Kim demiş bu hükümet ‘sanata karşı’ diye? Oyun içinde oyunla çıkıyor sahneye, hem öyle yetenekli ki oyuncular. Belden aşağısı gözükürken perdede, belden üstü derinlere dalmış, maden peşinde…
Evelallah Ortadoğu’yu parmağında oynatacak bir hükümetimiz var. Parmağı o derece radikal ki, yerinde tutmakta zorlanıyorlar. Parmak deyince parmak çocuk aklınıza gelmesin, dev bir parmak… O dev parmak, Ortadoğu’ya uzanabilmek için, ayağına takılan uzun bacalı fabrikaları temizledi… Dağları düzledi, ormanları tırpanladı, ayaklara takılabilecek köyleri sildi, orman olmayınca hayvanların da olamayacağını söylemeye lüzum yok. Velhasıl ne toprağın üstünde ne de altında sivri bir şey bırakmadılar…

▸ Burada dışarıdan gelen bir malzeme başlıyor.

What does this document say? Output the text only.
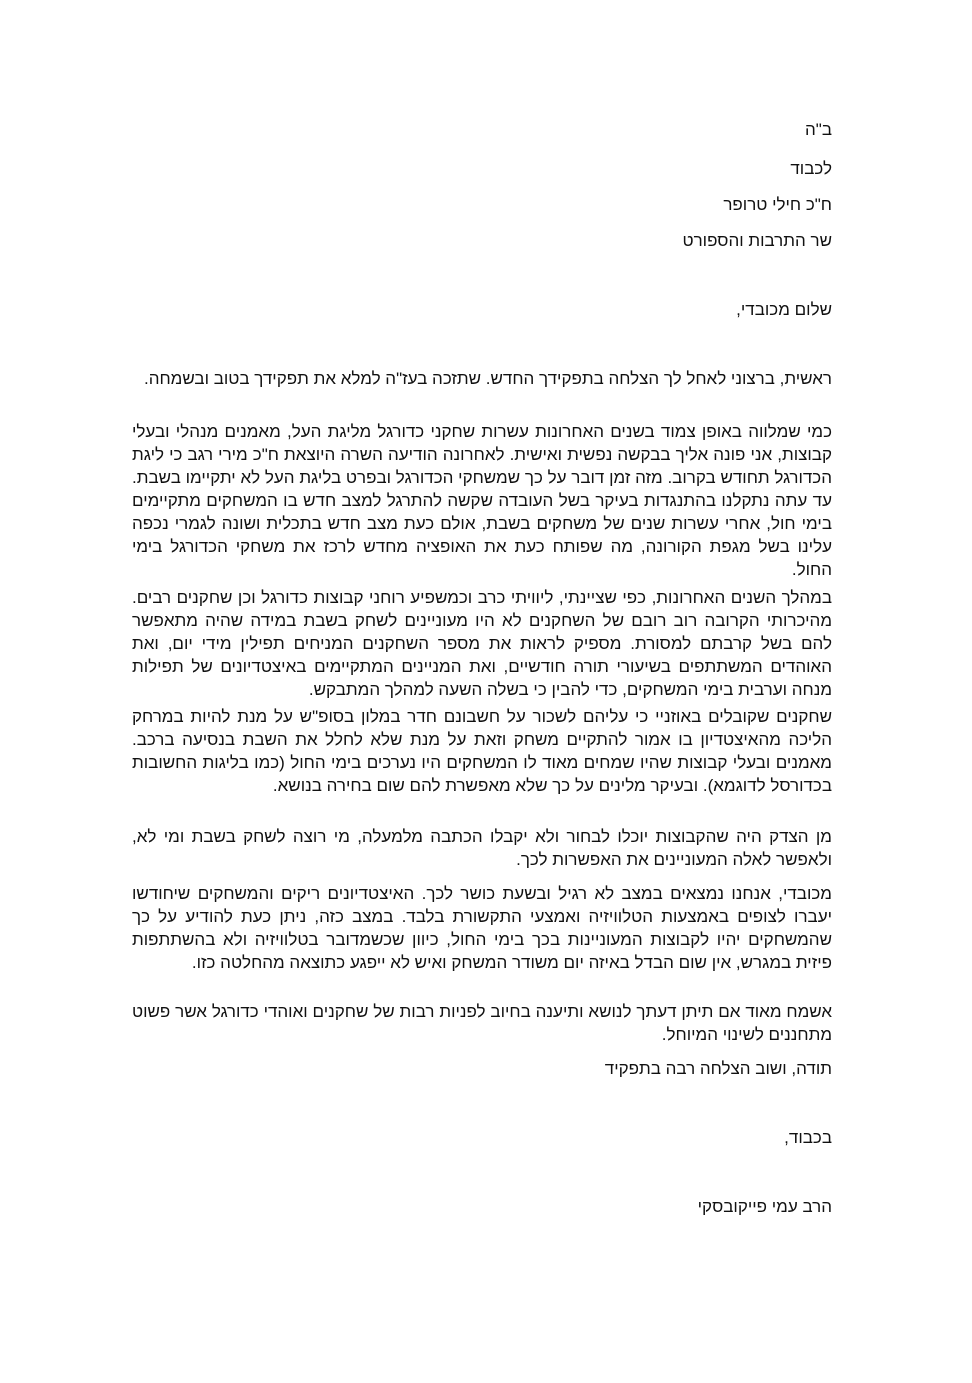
ב"ה

לכבוד

ח"כ חילי טרופר

שר התרבות והספורט

שלום מכובדי,

ראשית, ברצוני לאחל לך הצלחה בתפקידך החדש. שתזכה בעז"ה למלא את תפקידך בטוב ובשמחה.

כמי שמלווה באופן צמוד בשנים האחרונות עשרות שחקני כדורגל מליגת העל, מאמנים מנהלי ובעלי קבוצות, אני פונה אליך בבקשה נפשית ואישית. לאחרונה הודיעה השרה היוצאת ח"כ מירי רגב כי ליגת הכדורגל תחודש בקרוב. מזה זמן דובר על כך שמשחקי הכדורגל ובפרט בליגת העל לא יתקיימו בשבת. עד עתה נתקלנו בהתנגדות בעיקר בשל העובדה שקשה להתרגל למצב חדש בו המשחקים מתקיימים בימי חול, אחרי עשרות שנים של משחקים בשבת, אולם כעת מצב חדש בתכלית ושונה לגמרי נכפה עלינו בשל מגפת הקורונה, מה שפותח כעת את האופציה מחדש לרכז את משחקי הכדורגל בימי החול.

במהלך השנים האחרונות, כפי שציינתי, ליוויתי כרב וכמשפיע רוחני קבוצות כדורגל וכן שחקנים רבים. מהיכרותי הקרובה רוב רובם של השחקנים לא היו מעוניינים לשחק בשבת במידה שהיה מתאפשר להם בשל קרבתם למסורת. מספיק לראות את מספר השחקנים המניחים תפילין מידי יום, ואת האוהדים המשתתפים בשיעורי תורה חודשיים, ואת המניינים המתקיימים באיצטדיונים של תפילות מנחה וערבית בימי המשחקים, כדי להבין כי בשלה השעה למהלך המתבקש.

שחקנים שקובלים באוזניי כי עליהם לשכור על חשבונם חדר במלון בסופ"ש על מנת להיות במרחק הליכה מהאיצטדיון בו אמור להתקיים משחק וזאת על מנת שלא לחלל את השבת בנסיעה ברכב. מאמנים ובעלי קבוצות שהיו שמחים מאוד לו המשחקים היו נערכים בימי החול (כמו בליגות החשובות בכדורסל לדוגמא). ובעיקר מלינים על כך שלא מאפשרת להם שום בחירה בנושא.

מן הצדק היה שהקבוצות יוכלו לבחור ולא יקבלו הכתבה מלמעלה, מי רוצה לשחק בשבת ומי לא, ולאפשר לאלה המעוניינים את האפשרות לכך.

מכובדי, אנחנו נמצאים במצב לא רגיל ובשעת כושר לכך. האיצטדיונים ריקים והמשחקים שיחודשו יעברו לצופים באמצעות הטלוויזיה ואמצעי התקשורת בלבד. במצב כזה, ניתן כעת להודיע על כך שהמשחקים יהיו לקבוצות המעוניינות בכך בימי החול, כיוון שכשמדובר בטלוויזיה ולא בהשתתפות פיזית במגרש, אין שום הבדל באיזה יום משודר המשחק ואיש לא ייפגע כתוצאה מהחלטה כזו.

אשמח מאוד אם תיתן דעתך לנושא ותיענה בחיוב לפניות רבות של שחקנים ואוהדי כדורגל אשר פשוט מתחננים לשינוי המיוחל.

תודה, ושוב הצלחה רבה בתפקיד

בכבוד,

הרב עמי פייקובסקי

Ama damarlarında kan kaynayan ve bu kanın kaynaması için, iyi beslenen bakanlarımız vekillerimiz bürokratlarımız ve onların uzantıları, haram yemeyi sevmedikleri için, yediklerinin karşılığını ödemek istiyorlar ve yerlerinde duramıyorlar.

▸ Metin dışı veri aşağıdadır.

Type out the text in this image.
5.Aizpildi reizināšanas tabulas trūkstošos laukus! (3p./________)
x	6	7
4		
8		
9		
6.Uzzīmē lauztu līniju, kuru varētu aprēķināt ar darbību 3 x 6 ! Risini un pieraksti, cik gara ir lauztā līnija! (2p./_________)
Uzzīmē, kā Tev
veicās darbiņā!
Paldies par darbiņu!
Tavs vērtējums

Hani bilirsiniz askerde askeri zaptetmek için bir malzemenin yeri sık sık değiştirilir ya… Böylece fazla enerji boşaltılır ve asker sakinleşir. İşte bu güçlü ve azgın hükümet de otokontrol uygulayarak kendi fazla enerjisini boşaltıyor. Devletin bekçisi olmak mahallenin bekçisi olmaya benzer ama, mahalle bekçisinden daha fazla da gayret ister.

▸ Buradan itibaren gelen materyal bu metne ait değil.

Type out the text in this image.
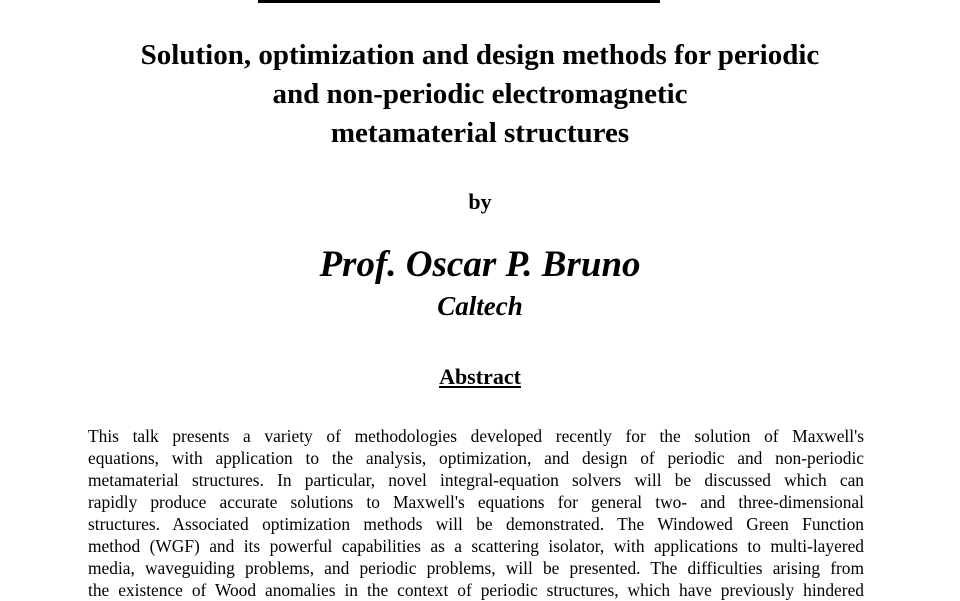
Solution, optimization and design methods for periodic
and non-periodic electromagnetic
metamaterial structures
by
Prof. Oscar P. Bruno
Caltech
Abstract
This talk presents a variety of methodologies developed recently for the solution of Maxwell's
equations, with application to the analysis, optimization, and design of periodic and non-periodic
metamaterial structures. In particular, novel integral-equation solvers will be discussed which can
rapidly produce accurate solutions to Maxwell's equations for general two- and three-dimensional
structures. Associated optimization methods will be demonstrated. The Windowed Green Function
method (WGF) and its powerful capabilities as a scattering isolator, with applications to multi-layered
media, waveguiding problems, and periodic problems, will be presented. The difficulties arising from
the existence of Wood anomalies in the context of periodic structures, which have previously hindered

Biz de,’ türüt mantarı’ arayan İsviçre Toprak zenginleri gibi, derin devleti ararken domuzları kılavuz aldığımız için, domuzlarımız derinlerde Zonguldak maden işçilerini buldular ve derin devletin nefesini kesmek için madenleri kapattılar. Şimdi Zonguldak’ın ciğerleri temizlendi. Damarları açıldı…
Diyeceksiniz ki derin devletten kurtulduk mu?
Yüzde sekseni karanlıkta olan gövdenin yüzde yirmisi açıkta, açıkta olanında yüzde biri temiz nefes alabiliyor…
Murtaza bu kadar işle aldığı parayı hak ettiğine inanır mı? Kanı hala kaynıyor. Onu kimse yerinde tutamıyor. Temiz havanın kaynaklarını da biliyor. Oksijen yüklü kaz dağlarının bu sırrı nerede yatıyor. İşte o dağları boydan boya bölen kanyonlarda…
Bir toplumu temizlemek için o toplumun yapı taşı olan insanları temizlemekten geçiyor bu temizlik.
Her insan bir dünya, her dünya bir insan, artık temizlik işinin de insanın kanyonlarından geçtiğini anlamışsınızdır. Bekçi Murtaza doğrucudur. Yanlış yapmaz. Elini atar o kanyonlara… Göbek sıfır rakım olduğuna göre, iner sıfırın altına… Sıfırın altı derin devlet olarak geçmiş tarihe. Maden ocaklarını siyah tozdan temizlemek nasıl mümkün ise, derin devlet de öyle. Haydi temizle… Her temizlikte bir miktar kömür geçiyorsa eline, temizlenmiş temizlenmemiş kime ne?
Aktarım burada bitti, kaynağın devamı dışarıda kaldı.